Valiantly, at first, I load my weapon and charge into the fray. Innocent until proven guilty doesn’t apply; we’re not demanding that he be stripped of all his rights and sent to prison, just that he not be rewarded with one of the highest offices in the land– we are allowed to use all of the evidence available to us to practice sound judgment and discernment in selecting a Justice nominee. I’m horrified as I watch this volley practically bounce off the enemy combatent’s armor. But I know my duty, so I keep going, keep trying. Here’s a study about false accusations and the kinds of person who make them, Dr. Ford doesn’t fit that pattern, she’s a credible eyewitness. Still, I’m pressed on all sides. Isn’t it important for our elected representatives to consider a serious allegation like this, no matter where it comes from? And it’s like my well-honed arguments turn to dust in my hands. None of it matters. Nothing makes a difference.

So I retreat, and hunker down, and hope to wait out the storm of bullets and fire raining down from the sky. But I can’t, not when What boy hasn’t done this shatters me. It breaks me, and now all I can do is try to drag my wounded body away from the front lines, crying out for help, begging someone, anyone, to get me to safety.

My partner comes home and I’ve managed to prepare a meal for the first time in over a week and I try to eat the roasted chicken and vegetables I usually love but everything tastes like sawdust and churns in my gut so I leave half of it uneaten. I am tired. Weary. Struggling. Again, there’s a pop from a distant rifle and my phone screen is like the light from a muzzle flash. Senate Democrats Investigate a New Allegation of Misconduct and I look up to see Deborah Ramirez climb down beside me and for the first time I feel a glimmer of hope.

It’s just a glimmer, though, and the night is dark, and long, and terrible. For the first time since the battle began again I scream aloud, and rage, and beg my partner for an explanation– any explanation that could comfort me in a world where people hear Christine’s story and aren’t drawn to their knees in compassionate surrender, but level the field with a warhead like what boy hasn’t done this. I see it puff up into a mushroom cloud as my local representatives join the chain reactionif what Brett Kavanaugh did was that bad, I wouldn’t even qualify for office! Vote to confirm him!

My partner holds me as I shake, and sob, and he shores up the only desperate defense I have left: what the fuck?! How the fuck is this possible?! How can they do this?

HOW THE FUCK CAN THEY DO THIS?!

How do you hear about a young woman, a little girl, being dragged into a room and forced into a bed, then mounted by a man several years older than you and you’re screaming, begging, for him to stop, for someone to help you, and he silences your cries, silences his conscience, and begins to tear the clothes off your body?

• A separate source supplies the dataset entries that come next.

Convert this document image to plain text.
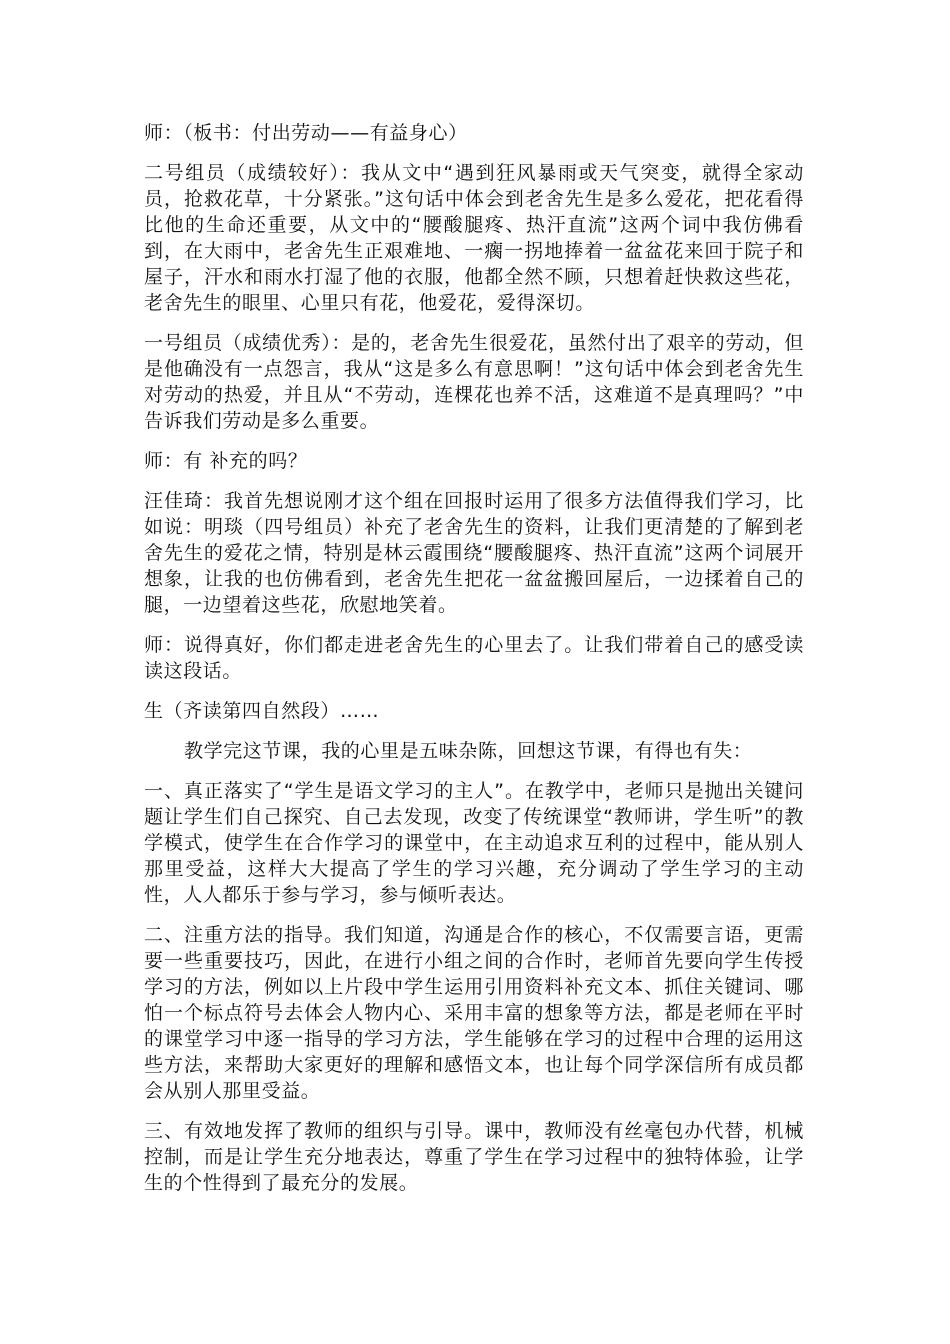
师：（板书：付出劳动——有益身心）

二号组员（成绩较好）：我从文中“遇到狂风暴雨或天气突变，就得全家动员，抢救花草，十分紧张。”这句话中体会到老舍先生是多么爱花，把花看得比他的生命还重要，从文中的“腰酸腿疼、热汗直流”这两个词中我仿佛看到，在大雨中，老舍先生正艰难地、一瘸一拐地捧着一盆盆花来回于院子和屋子，汗水和雨水打湿了他的衣服，他都全然不顾，只想着赶快救这些花，老舍先生的眼里、心里只有花，他爱花，爱得深切。

一号组员（成绩优秀）：是的，老舍先生很爱花，虽然付出了艰辛的劳动，但是他确没有一点怨言，我从“这是多么有意思啊！”这句话中体会到老舍先生对劳动的热爱，并且从“不劳动，连棵花也养不活，这难道不是真理吗？”中告诉我们劳动是多么重要。

师：有 补充的吗？

汪佳琦：我首先想说刚才这个组在回报时运用了很多方法值得我们学习，比如说：明琰（四号组员）补充了老舍先生的资料，让我们更清楚的了解到老舍先生的爱花之情，特别是林云霞围绕“腰酸腿疼、热汗直流”这两个词展开想象，让我的也仿佛看到，老舍先生把花一盆盆搬回屋后，一边揉着自己的腿，一边望着这些花，欣慰地笑着。

师：说得真好，你们都走进老舍先生的心里去了。让我们带着自己的感受读读这段话。

生（齐读第四自然段）……

教学完这节课，我的心里是五味杂陈，回想这节课，有得也有失：

一、真正落实了“学生是语文学习的主人”。在教学中，老师只是抛出关键问题让学生们自己探究、自己去发现，改变了传统课堂“教师讲，学生听”的教学模式，使学生在合作学习的课堂中，在主动追求互利的过程中，能从别人那里受益，这样大大提高了学生的学习兴趣，充分调动了学生学习的主动性，人人都乐于参与学习，参与倾听表达。

二、注重方法的指导。我们知道，沟通是合作的核心，不仅需要言语，更需要一些重要技巧，因此，在进行小组之间的合作时，老师首先要向学生传授学习的方法，例如以上片段中学生运用引用资料补充文本、抓住关键词、哪怕一个标点符号去体会人物内心、采用丰富的想象等方法，都是老师在平时的课堂学习中逐一指导的学习方法，学生能够在学习的过程中合理的运用这些方法，来帮助大家更好的理解和感悟文本，也让每个同学深信所有成员都会从别人那里受益。

三、有效地发挥了教师的组织与引导。课中，教师没有丝毫包办代替，机械控制，而是让学生充分地表达，尊重了学生在学习过程中的独特体验，让学生的个性得到了最充分的发展。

My screams turn into whimpers, and the sobs quiet into tears that pour down my cheeks without wracking my body to get out.

***

I am still suffering. I still have not been able to sleep. The migraine is mostly gone, but it hovers, waiting to strike at the first sign of weakness. But tonight I rallied– I joined a conference call to plan a direct action at the Capitol on Thursday, and polished my battle armor once more. It lays on my dining room table now, two pieces of posterboard that still smell faintly of ink. Dr. Ford is an American Patriot and Christine is my Hero will be both my battle cry and a missile to cast into the halls of Congress when I join my band of sisters in those whited sepulchres. On Thursday, I’ll be joining Christine in No Man’s Land while she takes all the fire.

I hope, I pray, that we will emerge victorious.